Judge Rules Against ‘Rushed’ California Assisted Suicide Law

While the ruling could be merely a temporary reprieve, Stephanie Packer, a terminally ill state resident, is grateful for the court’s assistance.

Stephanie Packer
Stephanie Packer (photo: Screenshot.)

SACRAMENTO, Calif. — California’s assisted suicide law was wrongly passed in a special legislative session, ruled a California judge this week.

Though the ruling might only be temporary, one terminally ill woman at the May 15 hearing was grateful for it.

“The bill’s proponents tout dignity, choice, compassion, and painlessness. I am here to tell you that nothing could be further from the truth. Choice is really an illusion for a very few,” Stephanie Packer said, according to the Los Angeles Archdiocese’s Angelus News. “For too many, assisted suicide will be the only affordable ‘treatment’ that is offered them.”

Packer said that her insurance company would not fund potentially life-saving chemotherapy treatments for her lung cancer, but instead offered her “aid-in-dying” drugs that would cost her $1.20. The action made the married mother of four a vocal opponent of assisted suicide laws, including California’s End of Life Option Act.

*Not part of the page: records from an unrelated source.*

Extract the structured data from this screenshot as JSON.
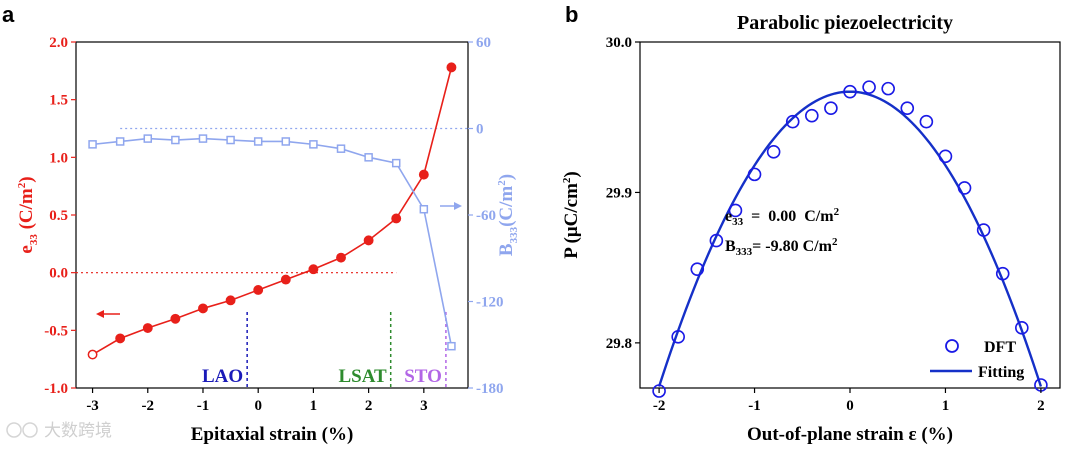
{
  "panel_a": {
    "letter": "a",
    "xlabel": "Epitaxial strain (%)",
    "ylabel_left": {
      "base": "e",
      "sub": "33",
      "rest": " (C/m",
      "sup": "2",
      "end": ")"
    },
    "ylabel_right": {
      "base": "B",
      "sub": "333",
      "rest": "(C/m",
      "sup": "2",
      "end": ")"
    },
    "xticks": [
      -3,
      -2,
      -1,
      0,
      1,
      2,
      3
    ],
    "xtick_labels": [
      "-3",
      "-2",
      "-1",
      "0",
      "1",
      "2",
      "3"
    ],
    "yticks_left": [
      -1.0,
      -0.5,
      0.0,
      0.5,
      1.0,
      1.5,
      2.0
    ],
    "ytick_labels_left": [
      "-1.0",
      "-0.5",
      "0.0",
      "0.5",
      "1.0",
      "1.5",
      "2.0"
    ],
    "yticks_right": [
      60,
      0,
      -60,
      -120,
      -180
    ],
    "ytick_labels_right": [
      "60",
      "0",
      "-60",
      "-120",
      "-180"
    ],
    "substrates": [
      {
        "label": "LAO",
        "x": -0.2,
        "color": "#1a1ab8"
      },
      {
        "label": "LSAT",
        "x": 2.4,
        "color": "#2e8b2e"
      },
      {
        "label": "STO",
        "x": 3.4,
        "color": "#b266e6"
      }
    ]
  },
  "panel_b": {
    "letter": "b",
    "title": "Parabolic piezoelectricity",
    "xlabel": "Out-of-plane strain ε (%)",
    "ylabel": {
      "base": "P (μC/cm",
      "sup": "2",
      "end": ")"
    },
    "xticks": [
      -2,
      -1,
      0,
      1,
      2
    ],
    "xtick_labels": [
      "-2",
      "-1",
      "0",
      "1",
      "2"
    ],
    "yticks": [
      29.8,
      29.9,
      30.0
    ],
    "ytick_labels": [
      "29.8",
      "29.9",
      "30.0"
    ],
    "annotation_e33": {
      "base": "e",
      "sub": "33",
      "rest": "  =  0.00  C/m",
      "sup": "2"
    },
    "annotation_b333": {
      "base": "B",
      "sub": "333",
      "rest": "= -9.80 C/m",
      "sup": "2"
    },
    "legend": {
      "dft": "DFT",
      "fit": "Fitting"
    }
  },
  "watermark": "大数跨境",
  "colors": {
    "red": "#e8201a",
    "blue_light": "#8fa6ee",
    "blue_dark": "#1530c8",
    "blue_hollow": "#1a1ae6"
  },
  "chart_data": [
    {
      "type": "line",
      "title": "",
      "xlabel": "Epitaxial strain (%)",
      "ylabel": "e33 (C/m2)",
      "xlim": [
        -3.3,
        3.8
      ],
      "ylim": [
        -1.0,
        2.0
      ],
      "y2label": "B333 (C/m2)",
      "y2lim": [
        -180,
        60
      ],
      "series": [
        {
          "name": "e33",
          "axis": "left",
          "color": "#e8201a",
          "x": [
            -3.0,
            -2.5,
            -2.0,
            -1.5,
            -1.0,
            -0.5,
            0.0,
            0.5,
            1.0,
            1.5,
            2.0,
            2.5,
            3.0,
            3.5
          ],
          "y": [
            -0.71,
            -0.57,
            -0.48,
            -0.4,
            -0.31,
            -0.24,
            -0.15,
            -0.06,
            0.03,
            0.13,
            0.28,
            0.47,
            0.85,
            1.78
          ]
        },
        {
          "name": "B333",
          "axis": "right",
          "color": "#8fa6ee",
          "x": [
            -3.0,
            -2.5,
            -2.0,
            -1.5,
            -1.0,
            -0.5,
            0.0,
            0.5,
            1.0,
            1.5,
            2.0,
            2.5,
            3.0,
            3.5
          ],
          "y": [
            -11,
            -9,
            -7,
            -8,
            -7,
            -8,
            -9,
            -9,
            -11,
            -14,
            -20,
            -24,
            -56,
            -151
          ]
        }
      ],
      "reference_lines": [
        {
          "axis": "left",
          "y": 0,
          "color": "#e8201a"
        },
        {
          "axis": "right",
          "y": 0,
          "color": "#8fa6ee"
        }
      ]
    },
    {
      "type": "scatter",
      "title": "Parabolic piezoelectricity",
      "xlabel": "Out-of-plane strain ε (%)",
      "ylabel": "P (μC/cm2)",
      "xlim": [
        -2.2,
        2.2
      ],
      "ylim": [
        29.77,
        30.0
      ],
      "series": [
        {
          "name": "DFT",
          "marker": "open-circle",
          "color": "#1a1ae6",
          "x": [
            -2.0,
            -1.8,
            -1.6,
            -1.4,
            -1.2,
            -1.0,
            -0.8,
            -0.6,
            -0.4,
            -0.2,
            0.0,
            0.2,
            0.4,
            0.6,
            0.8,
            1.0,
            1.2,
            1.4,
            1.6,
            1.8,
            2.0
          ],
          "y": [
            29.768,
            29.804,
            29.849,
            29.868,
            29.888,
            29.912,
            29.927,
            29.947,
            29.951,
            29.956,
            29.967,
            29.97,
            29.969,
            29.956,
            29.947,
            29.924,
            29.903,
            29.875,
            29.846,
            29.81,
            29.772
          ]
        },
        {
          "name": "Fitting",
          "type": "line",
          "color": "#1530c8",
          "equation": "P = 29.967 - 0.049 * eps^2",
          "x_range": [
            -2.0,
            2.0
          ]
        }
      ]
    }
  ]
}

Judge Daniel Ottolia of the Riverside County Superior Court ruled on Tuesday that lawmakers had unconstitutionally passed the law in a 2015 special session of the legislature dedicated to health care funding. The judge has postponed his judgment for five days to allow the state to file an emergency appeal.

California Attorney General Xavier Becerra voiced strong disagreement with the ruling and said he plans to appeal it.

The judge’s decision drew support from other foes of the legislation.

“The act itself was rushed through the special session of the legislature, and it does not have any of the safeguards one would expect to see in a law like this,” Stephen G. Larson, head counsel for a group of doctors who filed a legal challenge to the law, told The Sacramento Bee.

The bill lacked an adequate definition of terminal illness and a provision exempting from legal liability the doctors who prescribe the drugs, according to Larson’s clients.

However, Larson challenged the bill specifically on the fact that the special session was called “to address funding shortages caused by Medi-Cal.”

“It was not called to address the issue of assisted suicide,” he said.

Under the law, lethal prescriptions may be given to adults who are able to make medical decisions if their attending physician and a consulting physician have diagnosed a terminal disease expected to end in death within six months.

The initial legislative effort to pass an assisted suicide bill failed in committee during the 2015 regular season, following months of media attention to the case of Brittany Maynard, a 29-year-old woman with an aggressive brain tumor who moved from California to Oregon in order to take advantage of legal physician-assisted suicide there.

Assemblywoman Susan Talamantes Eggman, who backed the bill, charged that the judge’s decision interfered with Californians in the process of securing the lethal drugs under the law.

“It's a reminder for all of us that there are those out there who would like to take our rights away,” she said. “When we move forward, there are those who would like to drag us back.”

Harry Nelson, a healthcare attorney in Los Angeles who represents several doctors who have prescribed lethal prescriptions, told the Los Angeles Times he thinks it is unlikely the law will be permanently overturned. He believes the legislature will be able to reinstate the law with any changes the court believes to be necessary.

Matt Valliere, executive director of the New York-based Patients Rights Action Fund, applauded the ruling. He said it affirmed that assisted suicide advocates “circumvented the legislative process.”

“It represents a tremendous blow to the assisted suicide legalization movement and puts state legislatures on notice regarding the political trickery of groups like Compassion and Choices,” he said.

In the first seven months after the law took effect in June 2016, there were 111 people who chose to end their lives under it, according to The Sacramento Bee.

Including California, seven states and the District of Columbia have legal provisions allowing assisted suicide, National Public Radio reports.

In January 2018, the California Catholic Conference reiterated its opposition to assisted suicide and criticized the lack of data collected and the lack of transparency of the law’s implementation.

“There is far too much still not known about how this law is put into practice — especially as it pertains to disabled, elderly and other populations,” the conference said Jan. 24. “California is failing to properly investigate some very fundamental questions such as whether patients were coerced into the procedure or somehow influenced and, especially for Medi-Cal patients, whether they had the option of good, effective palliative care.”